Ensuite, une marque, est une vision qui a pour but de donner du sens. Un exemple: l'annonce récente du géant Woolworths, lequel décide d'aller plus loin dans le service du click and collect. En s'associant avec le New South Wales Government, l'entreprise propose aux habitants de Sydney de collecter leurs achats en gare après les avoir commandés via Internet. Un gain de temps inestimable et une facilité qui placent Woolworths comme un allié du consommateur. Cette vision de marque "shopper-centrée" est intéressante à exploiter.

Une marque, enfin, est un usage, une expérience du produit. Aujourd'hui, laisser ce dernier derrière une vitrine n'est plus possible. Le client doit pouvoir le toucher, le tester et le manipuler. Le consommateur doit aussi pouvoir être conseillé par un vendeur ultra-compétent. C'est lui qui, à l'avenir, fera la différence entre digital et physique. Il est celui qui créera du lien, de la proximité, qui familiarisera avec la marque et fera des démonstrations du produit. Un conseiller expert et friendly, porte-parole de la vision de l'entreprise, à l'image de celui d'Apple.

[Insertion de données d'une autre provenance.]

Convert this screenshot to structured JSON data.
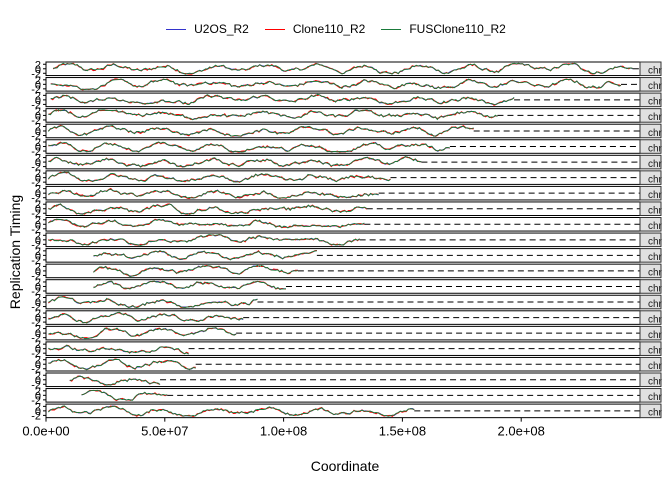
{
  "chart_data": {
    "type": "line",
    "xlabel": "Coordinate",
    "ylabel": "Replication Timing",
    "xlim": [
      0,
      250000000
    ],
    "x_ticks": [
      "0.0e+00",
      "5.0e+07",
      "1.0e+08",
      "1.5e+08",
      "2.0e+08"
    ],
    "x_tick_values": [
      0,
      50000000,
      100000000,
      150000000,
      200000000
    ],
    "y_tick_values": [
      -2,
      0,
      2
    ],
    "facet_label": "chr",
    "legend_position": "top",
    "series": [
      {
        "name": "U2OS_R2",
        "color": "#3333cc"
      },
      {
        "name": "Clone110_R2",
        "color": "#ff0000"
      },
      {
        "name": "FUSClone110_R2",
        "color": "#1a7a3a"
      }
    ],
    "panels": [
      {
        "start": 3000000,
        "end": 247000000
      },
      {
        "start": 2000000,
        "end": 242000000
      },
      {
        "start": 2000000,
        "end": 197000000
      },
      {
        "start": 1000000,
        "end": 190000000
      },
      {
        "start": 1000000,
        "end": 180000000
      },
      {
        "start": 1000000,
        "end": 170000000
      },
      {
        "start": 1000000,
        "end": 158000000
      },
      {
        "start": 1000000,
        "end": 145000000
      },
      {
        "start": 1000000,
        "end": 140000000
      },
      {
        "start": 1000000,
        "end": 135000000
      },
      {
        "start": 1000000,
        "end": 134000000
      },
      {
        "start": 1000000,
        "end": 132000000
      },
      {
        "start": 20000000,
        "end": 114000000
      },
      {
        "start": 20000000,
        "end": 106000000
      },
      {
        "start": 20000000,
        "end": 101000000
      },
      {
        "start": 1000000,
        "end": 89000000
      },
      {
        "start": 1000000,
        "end": 83000000
      },
      {
        "start": 1000000,
        "end": 80000000
      },
      {
        "start": 1000000,
        "end": 60000000
      },
      {
        "start": 1000000,
        "end": 63000000
      },
      {
        "start": 10000000,
        "end": 48000000
      },
      {
        "start": 15000000,
        "end": 51000000
      },
      {
        "start": 1000000,
        "end": 155000000
      }
    ]
  }
}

Pour une stratégie phygitale efficiente, il faut donc penser à la fois pour le client et par la marque. Le défi est grand pour le retail mais il demeure incontournable. Le physique n'est pas mort et sera même indispensable pour les produits d'innovation à forte valeur ajoutée. Le pari reste le suivant: évoluer main dans la main avec des clients au comportement mouvant et leur proposer des solutions aussi esthétiques qu'utiles. Les possibilités sont immenses pour ceux qui sauront les imaginer.

Pascal Viguier est directeur associé de l'agence Curius, spécialisée dans le design et la communication de marque.